Para Pedro del Espino, conticionostas los dos.
Se tiene a veces la idea de que estamos a la deriva y que no hay rumbo ni brújula. También la de que no sabemos mucho o incluso nada de lo que nos aguarda, aunque se barrunten frágiles y torpes trazos y se vislumbren horizontes. Hay días en que se aclara todo un poco y días en que es lo turbio lo que dicta el color y dibuja el ánimo. En la incertidumbre, uno avanza, dice las palabras con las que prosigue la encomienda de vivir, prospera en lo que puede o en lo que le permiten y vaticina a sus adentros una felicidad en ciernes, tenida antes, considerada propia al modo en que también es propiedad la tristeza o el desamparo, que no nos abandonan nunca y concurren a su antojadiza y terca manera.
Vendrán días de una dulzura que ahora no se advierte, consentirá la voluntad que parezcan de otros los pesares, no nuestros, ocurrirán los prodigios y nos mirarán a la cara. En la espera de esa epifanía agradece uno que anochezca. Parece que el mundo sigue ejecutando su terca coreografía. Es el conticinio, la eclosión del silencio, su perseverancia pura. Se va la luz y el frío en estos días cobra un peaje llevadero. Son las palabras las que impiden que todo sucumba, ellas le dan cuerda al mundo. Escribo para que todo empiece nuevamente. Pronunció hoy “conticinio”, la paladeo en la boca, masco deleitosamente sus sílabas antiguas. Me cuento las cosas y las pienso mientras las leo. Ni siquiera tengo la certeza de que sea yo quien las escribe.

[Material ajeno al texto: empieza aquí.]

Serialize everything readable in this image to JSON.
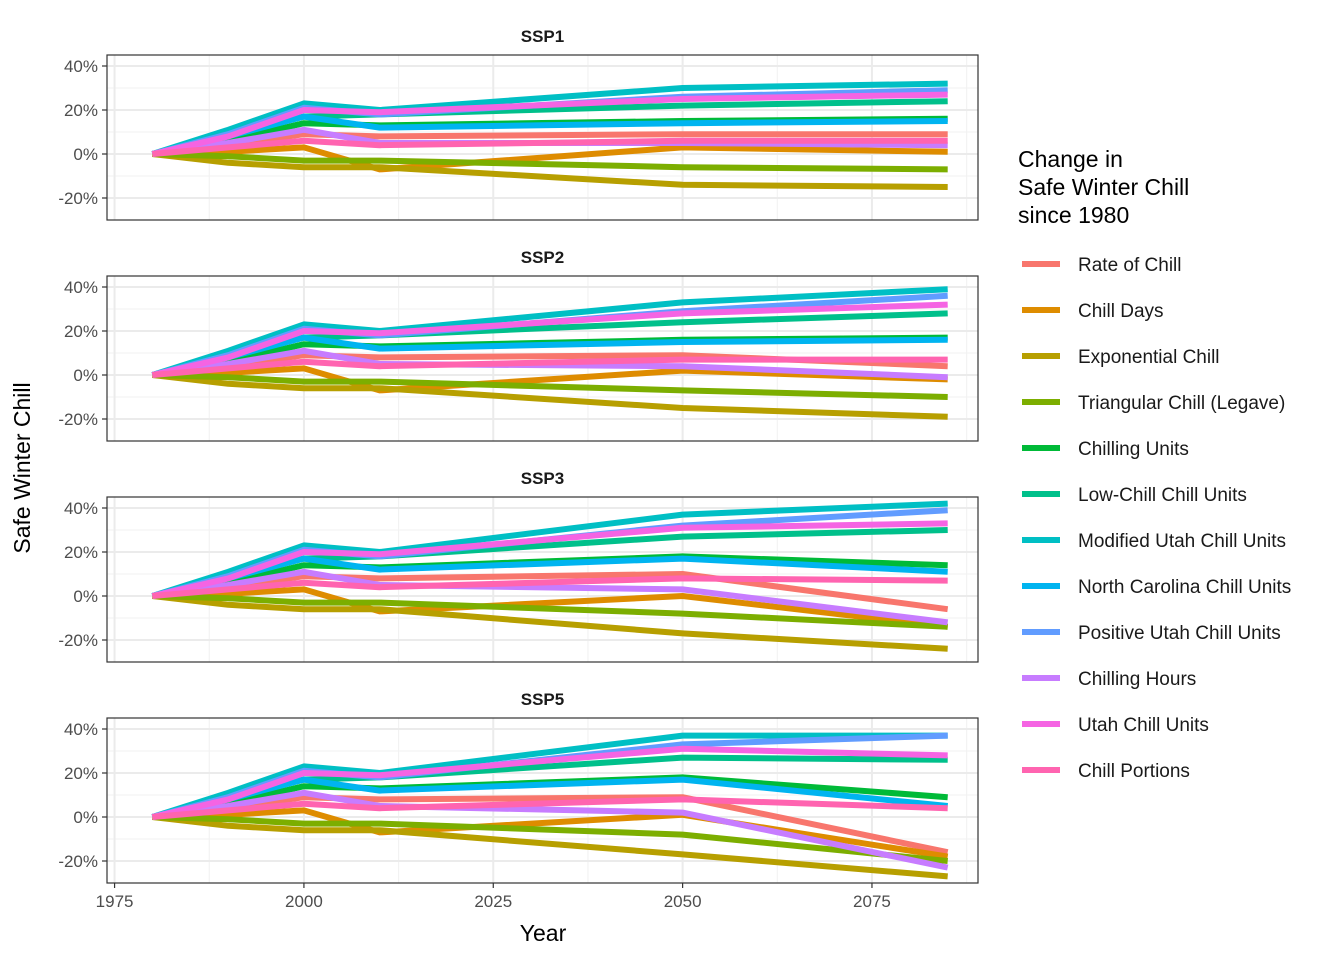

Pero no se sabe qué contar, nunca hay un camino fiable, es la palabra la que lo hace avanzar todo, quien organiza el mismo relato de lo vivido o, mejor, de lo fingido. Escribir es dar a la paradoja de contar (que es en esencia tergiversar, arrimar el azar a lo narrado) un rango verosímil, que no haga despertar la sospecha de que se está especulando, concediendo a la historia la posibilidad de que desbarre a su antojadizo capricho. Escribir es hablar también. Uno cuenta qué hizo o qué hará y arriesga siempre y marra siempre. Todo lo que decide contar está fieramente sujeto a la realidad, y la realidad no es nuestra, no es algo que podamos considerar gobernado. Leer es un modo de comprender. Leer es disponer de un instrumento infalible. Se lee el silencio, su elipsis preciosa.
La vida, el argumento más valioso, es impregnada de literatura. No es posible desligarla de ese arrimo de letras; en ese apresto de la ficción en donde vivir se adensa, cobra la pujanza que en ocasiones no posee, se erige como brújula, acepta el timón y avanza. De lo que se trata, a la vista del rigor con el que se nos abate en ocasiones, es de avanzar. Hacia adelante pues. Acabo el café. La apuro para partir al trabajo. Salgo a la calle sin que me haga flaquear el frío, descuidado, sin que me obligue la prisa, viendo la gente ir y venir, saludando a unos y a otros, pensando en el sentido de lo que uno escribe, aceptando (a la larga todo es verlas venir y aceptar y aceptar otra vez) y en la necesidad de esta pequeña confesión que me hago. Se fue ese conticinio de anoche. Fuimos los dos pasajeros y encontradizos. Esta noche estará de nuevo.